Mortimer quipped that she has enjoyed the process behind the movie so much that her husband thinks she has a crush on Lasseter — “and I think he might be right,” she added to laughs. After every voice recording, “I just can’t shut up about the whole world of Pixar and how the whole world should be run by Pixar,” she said to more laughs. “I have completely converted to the ethos of Pixar.”
She then expanded on her expression of love for Pixar on Valentine’s Day. “If only everybody made movies the way they do,” Mortimer said. “They are just total perfectionists. They love what they do. It’s completely collaborative in the best way. And the process is just very organic and makes complete sense. You can build a performance together over time in a way that [makes you think] if only that was possible in real movies, because I think they would be much better. I think Pixar movies are some of the best movies around, and when you do one, you get to realize why.”

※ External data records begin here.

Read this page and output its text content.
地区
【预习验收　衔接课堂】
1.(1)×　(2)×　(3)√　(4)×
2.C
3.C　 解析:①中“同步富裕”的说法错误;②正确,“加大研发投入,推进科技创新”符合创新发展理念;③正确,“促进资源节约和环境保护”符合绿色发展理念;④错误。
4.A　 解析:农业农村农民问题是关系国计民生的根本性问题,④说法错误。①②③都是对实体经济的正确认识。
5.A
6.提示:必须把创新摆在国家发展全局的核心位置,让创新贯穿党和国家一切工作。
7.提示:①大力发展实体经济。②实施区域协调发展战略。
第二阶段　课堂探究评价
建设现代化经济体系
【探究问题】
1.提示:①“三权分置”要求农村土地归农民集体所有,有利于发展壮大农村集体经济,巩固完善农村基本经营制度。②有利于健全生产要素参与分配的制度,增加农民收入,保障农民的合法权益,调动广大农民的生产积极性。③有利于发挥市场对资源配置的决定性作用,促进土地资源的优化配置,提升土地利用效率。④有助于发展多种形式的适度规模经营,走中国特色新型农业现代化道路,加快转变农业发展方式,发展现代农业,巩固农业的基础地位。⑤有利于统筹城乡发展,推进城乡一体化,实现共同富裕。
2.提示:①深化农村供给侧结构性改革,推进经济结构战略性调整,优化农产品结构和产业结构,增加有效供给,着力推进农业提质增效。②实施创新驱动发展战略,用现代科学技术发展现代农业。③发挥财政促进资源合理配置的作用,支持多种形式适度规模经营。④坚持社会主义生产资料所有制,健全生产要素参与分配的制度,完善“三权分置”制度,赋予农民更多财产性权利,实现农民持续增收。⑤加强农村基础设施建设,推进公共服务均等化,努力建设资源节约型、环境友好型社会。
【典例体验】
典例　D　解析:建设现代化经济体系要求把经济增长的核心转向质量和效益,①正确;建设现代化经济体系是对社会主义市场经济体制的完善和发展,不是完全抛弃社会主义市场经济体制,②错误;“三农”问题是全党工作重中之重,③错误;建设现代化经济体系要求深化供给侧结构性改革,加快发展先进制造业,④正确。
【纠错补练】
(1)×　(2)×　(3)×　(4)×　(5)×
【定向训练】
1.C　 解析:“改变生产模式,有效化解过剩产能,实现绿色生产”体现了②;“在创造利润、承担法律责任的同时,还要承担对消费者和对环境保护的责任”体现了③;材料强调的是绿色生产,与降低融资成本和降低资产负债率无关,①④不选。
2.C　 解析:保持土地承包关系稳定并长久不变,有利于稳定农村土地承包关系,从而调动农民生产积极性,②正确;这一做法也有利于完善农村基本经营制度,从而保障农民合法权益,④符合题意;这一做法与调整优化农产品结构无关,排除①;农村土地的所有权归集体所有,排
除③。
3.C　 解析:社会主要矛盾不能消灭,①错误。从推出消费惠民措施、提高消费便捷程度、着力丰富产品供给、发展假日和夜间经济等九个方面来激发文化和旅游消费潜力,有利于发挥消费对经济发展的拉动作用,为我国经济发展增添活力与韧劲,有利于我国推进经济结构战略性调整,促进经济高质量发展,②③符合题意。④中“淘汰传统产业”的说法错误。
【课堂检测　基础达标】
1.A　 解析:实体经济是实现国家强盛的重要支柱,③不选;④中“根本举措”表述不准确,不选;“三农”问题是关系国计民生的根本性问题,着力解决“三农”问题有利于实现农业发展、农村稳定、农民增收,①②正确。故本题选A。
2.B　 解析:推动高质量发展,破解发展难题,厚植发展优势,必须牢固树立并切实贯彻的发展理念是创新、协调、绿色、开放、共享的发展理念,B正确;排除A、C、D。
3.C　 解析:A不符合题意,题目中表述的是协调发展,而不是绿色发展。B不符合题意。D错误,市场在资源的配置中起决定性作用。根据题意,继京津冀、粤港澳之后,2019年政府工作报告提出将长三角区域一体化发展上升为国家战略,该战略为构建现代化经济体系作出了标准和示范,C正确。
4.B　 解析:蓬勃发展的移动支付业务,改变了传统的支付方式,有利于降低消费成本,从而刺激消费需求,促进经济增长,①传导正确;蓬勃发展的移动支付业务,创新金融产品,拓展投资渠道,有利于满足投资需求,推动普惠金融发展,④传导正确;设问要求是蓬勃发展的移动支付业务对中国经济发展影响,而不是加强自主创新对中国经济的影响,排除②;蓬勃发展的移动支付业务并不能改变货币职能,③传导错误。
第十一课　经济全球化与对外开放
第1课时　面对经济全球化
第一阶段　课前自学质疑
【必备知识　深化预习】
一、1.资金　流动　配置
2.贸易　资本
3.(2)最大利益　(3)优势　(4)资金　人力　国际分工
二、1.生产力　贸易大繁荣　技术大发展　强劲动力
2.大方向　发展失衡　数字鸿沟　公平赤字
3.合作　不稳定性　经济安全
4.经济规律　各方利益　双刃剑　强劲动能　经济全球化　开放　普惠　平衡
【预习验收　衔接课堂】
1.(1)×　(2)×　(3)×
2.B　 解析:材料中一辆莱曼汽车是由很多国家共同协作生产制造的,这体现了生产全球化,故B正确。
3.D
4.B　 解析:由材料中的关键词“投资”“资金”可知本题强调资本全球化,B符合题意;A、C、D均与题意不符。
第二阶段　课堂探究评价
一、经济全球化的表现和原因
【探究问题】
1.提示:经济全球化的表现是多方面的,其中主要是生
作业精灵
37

Caine said he was excited to do something different in the form of animated fare and said he is happy that his grand children will be able to enjoy the film with his voice. “I would have played it just for the name” of his character, he said, earning laughs from the audience.
He also quipped about being impressed when visiting a Pixar/Disney animation studio and watching computer experts slowly animating a scene that after a week of work would lead to his character finally saying “hello.”
Lasseter said Caine’s Finn McMissile was part of a drive-in movie theater scene that didn’t make it into the original Cars.
The ever-growing Cars 2 merchandise business is unusual for the consumer products business, which tends to spike briefly with new releases.
“We think we have the potential to make it even bigger,” said Chris Heatherley, vp of toys for Disney Consumer Products. “We have a lot of headroom with the international and the spy component of the new movie and all the new product and technology, which takes it to the next level.”
European audiences expressed a desire for Formula 1 cars after the first film, and the addition of Italian race car Francesco Bernoulli, voiced by John Turturro, in the sequel helps address that appetite, he added.
The Cars 2 toy program plays off the sequel’s World Grand Prix race and espionage themes with product from Mattel, Lego and others. They include Lightning McQueen Alive, which uses touch sensors and micro technology to make the small car come alive with movements and speech, a Finn McMissile radio control vehicle, cars that can drive up cars and a Cars 2 edition of Hasbro classic Monopoly.
“Cars 2 not only has great racing, but it also has a spy twist that is pure toy bliss,” said Vince Klaseus, senior vp of global toys at Disney Consumer Products.